Proposed property charge would need mortgage-holder sign-off before it's levied
A new white paper is urging British Columbia to adopt a property-secured financing tool for building retrofits, a model that would require mortgage lenders to consent before a senior-ranking charge is placed on commercial and multi-unit residential properties.
The paper was authored by the Zero Emissions Innovation Centre in partnership with AdvantageBC and the University of British Columbia's Centre for Climate and Business Solutions. It recommends a made-in-B.C. Property-Secured Improvement Financing (PSIF) program modelled on Commercial Property Assessed Clean Energy (C-PACE) programs that have operated in the US for nearly two decades.
Under the model, building owners finance energy efficiency upgrades through loans secured against the property. The financing is repaid over two or three decades through a property-based charge that stays with the building if it is sold.
According to the report, the approach lowers annual debt payments by about 10% to 20% compared with conventional commercial mortgages. Total interest costs may be higher over the life of the loan, but lower annual payments improve cash flow and make more retrofit projects financially viable.
The authors say the target market is purpose-built rental, non-profit housing, and B- and C-class commercial properties, where margins are thinnest and retrofit need is greatest. The paper notes conventional loan terms often run only five to 10 years, against PSIF terms of two to three decades.
Lien priority draws lender review
The mechanism carries direct implications for mortgage holders. Under PACE-style programs, the repayment charge is collected like a property tax assessment, and past-due amounts can rank ahead of an existing mortgage in a foreclosure.
Because of that priority, PACE programs generally require mortgage holders to consent before a charge is levied against a property. According to law firm Mintz, the senior lender's written consent — memorialized in a lender acknowledgment or intercreditor agreement — is a prerequisite to closing.
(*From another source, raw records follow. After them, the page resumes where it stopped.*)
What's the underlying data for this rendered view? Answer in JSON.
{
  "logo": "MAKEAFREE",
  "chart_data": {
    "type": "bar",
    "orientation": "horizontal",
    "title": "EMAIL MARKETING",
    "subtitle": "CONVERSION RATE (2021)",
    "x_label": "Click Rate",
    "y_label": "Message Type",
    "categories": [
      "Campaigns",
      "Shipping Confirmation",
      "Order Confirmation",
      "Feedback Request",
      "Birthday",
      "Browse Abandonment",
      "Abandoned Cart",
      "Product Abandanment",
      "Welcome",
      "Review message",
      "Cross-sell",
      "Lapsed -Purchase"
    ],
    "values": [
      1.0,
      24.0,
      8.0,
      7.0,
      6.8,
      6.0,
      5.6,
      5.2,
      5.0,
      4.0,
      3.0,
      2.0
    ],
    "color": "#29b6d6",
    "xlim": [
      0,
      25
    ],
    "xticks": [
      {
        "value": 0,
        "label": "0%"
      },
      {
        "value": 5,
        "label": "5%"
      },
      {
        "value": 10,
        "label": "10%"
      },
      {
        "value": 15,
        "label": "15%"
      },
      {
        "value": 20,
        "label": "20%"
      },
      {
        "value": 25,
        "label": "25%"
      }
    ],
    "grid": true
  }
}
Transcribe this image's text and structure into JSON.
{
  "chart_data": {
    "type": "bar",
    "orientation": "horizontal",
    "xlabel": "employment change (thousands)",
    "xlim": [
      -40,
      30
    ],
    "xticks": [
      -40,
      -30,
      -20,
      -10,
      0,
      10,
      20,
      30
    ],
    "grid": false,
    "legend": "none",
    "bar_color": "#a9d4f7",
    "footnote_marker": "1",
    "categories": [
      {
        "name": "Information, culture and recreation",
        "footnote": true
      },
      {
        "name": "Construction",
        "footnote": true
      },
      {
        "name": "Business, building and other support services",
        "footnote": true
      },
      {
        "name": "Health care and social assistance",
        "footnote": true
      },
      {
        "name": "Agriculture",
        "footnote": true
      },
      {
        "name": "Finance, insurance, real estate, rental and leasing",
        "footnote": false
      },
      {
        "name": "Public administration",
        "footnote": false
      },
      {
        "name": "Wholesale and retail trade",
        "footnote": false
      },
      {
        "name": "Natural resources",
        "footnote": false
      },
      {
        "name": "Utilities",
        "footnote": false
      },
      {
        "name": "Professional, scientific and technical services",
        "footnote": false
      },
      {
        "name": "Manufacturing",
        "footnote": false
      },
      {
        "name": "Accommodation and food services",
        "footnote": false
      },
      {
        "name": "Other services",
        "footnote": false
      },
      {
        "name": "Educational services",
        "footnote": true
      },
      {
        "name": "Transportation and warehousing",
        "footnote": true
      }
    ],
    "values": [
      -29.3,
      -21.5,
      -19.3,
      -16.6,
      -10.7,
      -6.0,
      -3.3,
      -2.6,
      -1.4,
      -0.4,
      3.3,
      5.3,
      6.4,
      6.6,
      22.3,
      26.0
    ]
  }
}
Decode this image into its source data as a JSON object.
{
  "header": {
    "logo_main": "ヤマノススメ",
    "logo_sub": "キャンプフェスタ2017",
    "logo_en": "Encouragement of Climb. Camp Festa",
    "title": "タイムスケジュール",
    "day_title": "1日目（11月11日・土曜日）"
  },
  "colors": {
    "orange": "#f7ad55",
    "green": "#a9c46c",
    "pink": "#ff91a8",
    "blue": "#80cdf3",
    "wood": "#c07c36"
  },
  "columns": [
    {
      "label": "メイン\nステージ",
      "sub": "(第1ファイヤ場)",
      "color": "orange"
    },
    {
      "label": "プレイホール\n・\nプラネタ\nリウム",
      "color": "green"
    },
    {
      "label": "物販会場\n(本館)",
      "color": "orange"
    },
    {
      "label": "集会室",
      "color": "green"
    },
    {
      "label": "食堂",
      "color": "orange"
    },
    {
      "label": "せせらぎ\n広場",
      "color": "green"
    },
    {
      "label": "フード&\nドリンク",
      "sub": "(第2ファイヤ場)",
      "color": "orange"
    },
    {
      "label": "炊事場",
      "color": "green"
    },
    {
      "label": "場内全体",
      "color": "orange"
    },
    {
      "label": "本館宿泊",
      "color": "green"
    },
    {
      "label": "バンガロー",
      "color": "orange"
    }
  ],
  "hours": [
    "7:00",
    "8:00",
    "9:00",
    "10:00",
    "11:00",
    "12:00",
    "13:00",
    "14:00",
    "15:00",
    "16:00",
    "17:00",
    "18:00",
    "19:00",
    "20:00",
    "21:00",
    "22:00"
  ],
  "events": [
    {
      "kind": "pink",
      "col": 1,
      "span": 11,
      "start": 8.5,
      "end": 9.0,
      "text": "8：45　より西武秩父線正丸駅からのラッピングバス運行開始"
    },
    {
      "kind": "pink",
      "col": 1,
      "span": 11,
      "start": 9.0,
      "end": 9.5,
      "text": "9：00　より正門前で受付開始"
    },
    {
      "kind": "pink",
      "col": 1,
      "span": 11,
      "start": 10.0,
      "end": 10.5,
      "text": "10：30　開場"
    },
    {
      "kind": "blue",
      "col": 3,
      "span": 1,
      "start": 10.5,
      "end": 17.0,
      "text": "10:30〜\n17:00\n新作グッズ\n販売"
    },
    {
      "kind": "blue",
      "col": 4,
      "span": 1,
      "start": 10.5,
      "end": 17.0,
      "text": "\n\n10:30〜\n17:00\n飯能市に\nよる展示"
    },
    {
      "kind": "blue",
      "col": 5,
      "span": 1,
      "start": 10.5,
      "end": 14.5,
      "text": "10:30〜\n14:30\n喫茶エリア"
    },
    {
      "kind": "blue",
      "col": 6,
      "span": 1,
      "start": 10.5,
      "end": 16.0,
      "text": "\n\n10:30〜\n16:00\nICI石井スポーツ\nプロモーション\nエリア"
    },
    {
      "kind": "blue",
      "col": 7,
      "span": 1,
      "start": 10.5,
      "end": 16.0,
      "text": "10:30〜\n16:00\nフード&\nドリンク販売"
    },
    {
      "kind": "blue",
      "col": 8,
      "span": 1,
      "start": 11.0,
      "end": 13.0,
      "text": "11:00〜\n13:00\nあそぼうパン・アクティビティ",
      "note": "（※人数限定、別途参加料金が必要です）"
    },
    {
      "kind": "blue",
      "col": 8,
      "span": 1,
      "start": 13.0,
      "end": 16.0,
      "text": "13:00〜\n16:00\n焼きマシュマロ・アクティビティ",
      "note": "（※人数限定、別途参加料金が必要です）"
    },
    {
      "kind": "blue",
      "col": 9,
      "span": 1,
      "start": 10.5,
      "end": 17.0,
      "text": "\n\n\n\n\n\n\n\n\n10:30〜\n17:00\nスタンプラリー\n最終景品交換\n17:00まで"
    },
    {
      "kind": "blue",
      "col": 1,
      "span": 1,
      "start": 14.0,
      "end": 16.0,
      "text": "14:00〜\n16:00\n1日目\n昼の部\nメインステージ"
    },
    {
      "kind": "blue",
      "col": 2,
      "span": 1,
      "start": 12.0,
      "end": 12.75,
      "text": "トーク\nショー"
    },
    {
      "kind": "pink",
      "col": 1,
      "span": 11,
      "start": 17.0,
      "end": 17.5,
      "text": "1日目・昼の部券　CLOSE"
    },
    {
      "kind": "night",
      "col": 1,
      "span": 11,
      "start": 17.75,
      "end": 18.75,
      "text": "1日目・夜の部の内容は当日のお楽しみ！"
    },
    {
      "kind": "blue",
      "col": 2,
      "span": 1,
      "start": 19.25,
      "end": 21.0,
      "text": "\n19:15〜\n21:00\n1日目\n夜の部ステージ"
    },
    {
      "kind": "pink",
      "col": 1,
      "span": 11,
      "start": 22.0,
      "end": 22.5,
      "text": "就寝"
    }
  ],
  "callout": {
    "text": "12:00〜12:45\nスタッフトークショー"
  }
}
Industry material aimed at lenders sets out why holders in other markets have signed on. The charge does not accelerate, meaning that on a missed payment only the past-due instalment ranks ahead of the mortgage, not the full balance. In the event of a default in the payment of an annual or semi-annual C-PACE assessment obligation, only the past due portion of the C-PACE financing is senior to a mortgage lender's claim. Program guidance also notes that senior lenders may escrow the assessment alongside taxes and insurance, and that foreclosure rights are preserved.
Uptake among lenders has grown in the United States. One Texas program administrator reports that more than 350 senior lenders have consented to C-PACE. Cumulative C-PACE originations in the U.S. reached about $13 billion in 2025, across 40 states with active programs, Mintz noted.
Legislation the missing step
The program cannot proceed without provincial action. Enabling PSIF would require B.C. to amend the Community Charter and Vancouver Charter to authorize the charge, according to the Pembina Institute, which has advocated for such legislation.
B.C. has examined the tool before. In fall 2020, the province committed $2 million to a PACE roadmap and pilot through its Economic Recovery Plan. In January 2021, the consultancy Dunsky was awarded the mandate to develop a PACE roadmap for the province's Ministry of Environment and Climate Change Strategy.
The proposed PSIF program would rely primarily on private capital, reducing pressure on government balance sheets. A centralized, non-profit administrator would oversee the program, while municipalities could opt in and retain responsibility for registering property liens.
The paper recommends broad eligibility for retrofit measures, prudent loan-to-value limits, standardized documentation, and strong consumer protections. It argues that concerns about municipal liability and loan defaults can be addressed through program design, noting that experiences in other jurisdictions have shown that municipalities are not financially responsible for defaulted commercial PACE loans.